As we know, what we see may not always be what’s underneath. And there are some lesions, even if there are few of them in a patient that have more aggressive biology. And similarly, there may be lesions that look scary, that are actually more indolent. Metastasis or metastasis seeding further leads to interpatient heterogeneity, which is difficult to capture by single-site biopsy. I think likely requires a more refined analysis of liquid and imaging biomarkers. So this is an example of a tissue, metastatic tissue sample and a cell-free DNA plasma sample lined together. You can look genome-wide at amplifications and deletions, and you can see there’s a concordance of alterations for many areas across the genome. But there are also areas of differences. And if you look at the end at 16q22 we scale in, we see there’s homozygous deletion in the tumor. But the average signal in the plasma is lower. So what this means is that there’s likely some clones have a homozygous deletion, and some clones do not. And we can do this genome-wide to try to recapitulate computationally the relative contribution of different clones in the circulation, and understand private and shared mutations and track different clones with time.

Most cell-free DNA studies have been in castration-resistant prostate cancer which is quite challenging in cases of low tumor burden such as oligomets. But I do think understanding resistance patterns will be quite interesting in the setting of oligometastatic and oligo-progressive disease. Just to illustrate this point, these are two patients. These are CRPC patients. On the left is a patient with … Data from a patient with bone only mets rising PSA. Each column is a time point, a cell free DNA time point. And you can see that the genomic alterations differ with time points.

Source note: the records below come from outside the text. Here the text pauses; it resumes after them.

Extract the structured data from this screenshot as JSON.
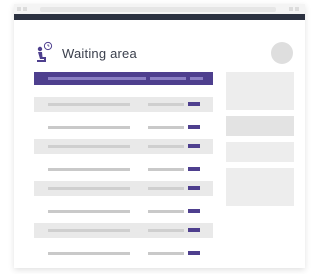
{
  "window": {
    "title": "Waiting area"
  },
  "header": {
    "icon": "waiting-person-icon"
  },
  "profile": {
    "icon": "avatar"
  },
  "table": {
    "rows": [
      {
        "shaded": true
      },
      {
        "shaded": false
      },
      {
        "shaded": true
      },
      {
        "shaded": false
      },
      {
        "shaded": true
      },
      {
        "shaded": false
      },
      {
        "shaded": true
      },
      {
        "shaded": false
      }
    ]
  },
  "colors": {
    "accent": "#4e3f8e",
    "header_strip": "#2b3140",
    "row_shaded": "#e9e9e9",
    "panel": "#ededed"
  }
}
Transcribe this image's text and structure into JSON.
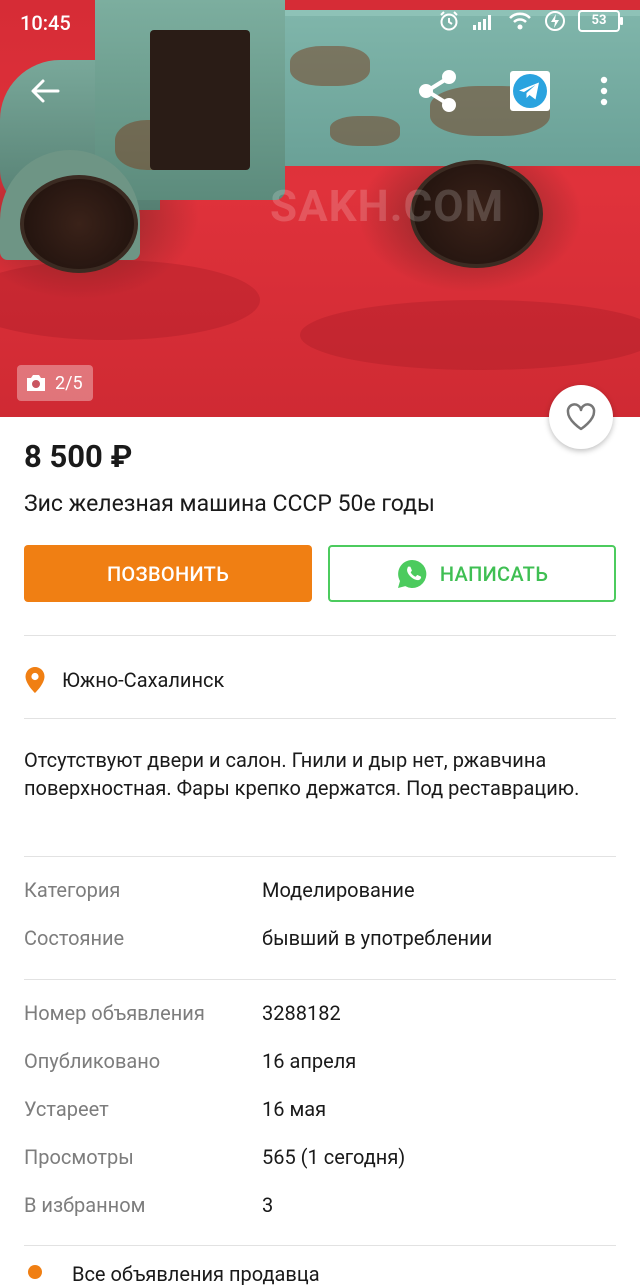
{
  "status_bar": {
    "time": "10:45",
    "battery": "53"
  },
  "toolbar": {
    "back_icon": "arrow-left-icon",
    "share_icon": "share-icon",
    "telegram_icon": "telegram-icon",
    "menu_icon": "more-vertical-icon"
  },
  "gallery": {
    "counter": "2/5",
    "watermark": "SAKH.COM"
  },
  "listing": {
    "price": "8 500 ₽",
    "title": "Зис железная машина СССР 50е годы",
    "call_label": "ПОЗВОНИТЬ",
    "message_label": "НАПИСАТЬ",
    "location": "Южно-Сахалинск",
    "description": "Отсутствуют двери и салон. Гнили и дыр нет, ржавчина поверхностная. Фары крепко держатся. Под реставрацию."
  },
  "details": {
    "category_label": "Категория",
    "category_value": "Моделирование",
    "condition_label": "Состояние",
    "condition_value": "бывший в употреблении",
    "id_label": "Номер объявления",
    "id_value": "3288182",
    "published_label": "Опубликовано",
    "published_value": "16 апреля",
    "expires_label": "Устареет",
    "expires_value": "16 мая",
    "views_label": "Просмотры",
    "views_value": "565 (1 сегодня)",
    "favorites_label": "В избранном",
    "favorites_value": "3"
  },
  "footer": {
    "seller_link": "Все объявления продавца"
  },
  "colors": {
    "accent": "#f07f13",
    "whatsapp": "#4ccb5e",
    "location_pin": "#f07f13"
  }
}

What this suggests is different clones in the circulation with potentially different competing frequencies or clonal competition. On the right you can see that patient, every single time point looks nearly identical suggesting dominance of a certain clone that may be driving progression in that case. And so understanding this in this setting of oligomets will be again, I think quite informative.

Circulating tumor cells can also capture phenotypic heterogeneity resistance mechanisms. And also lends a capability for single cell genomics to detect the emergence of clones and sub-clones. In two years we will also have more data on how we have altered the natural history of oligometastatic prostate cancer with our treatments. What happens, do they develop more mets? Do they develop widespread systemic disease? And was this impacted by our local or focal therapy? And understanding these progression patterns will help us further refine our biologic definitions. So I’m looking forward to the next APCCC in two years and hearing about all the defined clinical definitions, and nominated biomarkers. But I think we still have a lot of work to do as a field. The molecular tools do exist that can help us capture biologic subsets and tumor evolution patterns. But we need to study this and we need to test them in our clinical trials. And this will ultimately lead to better biomarkers and improved patient selection. Thank you.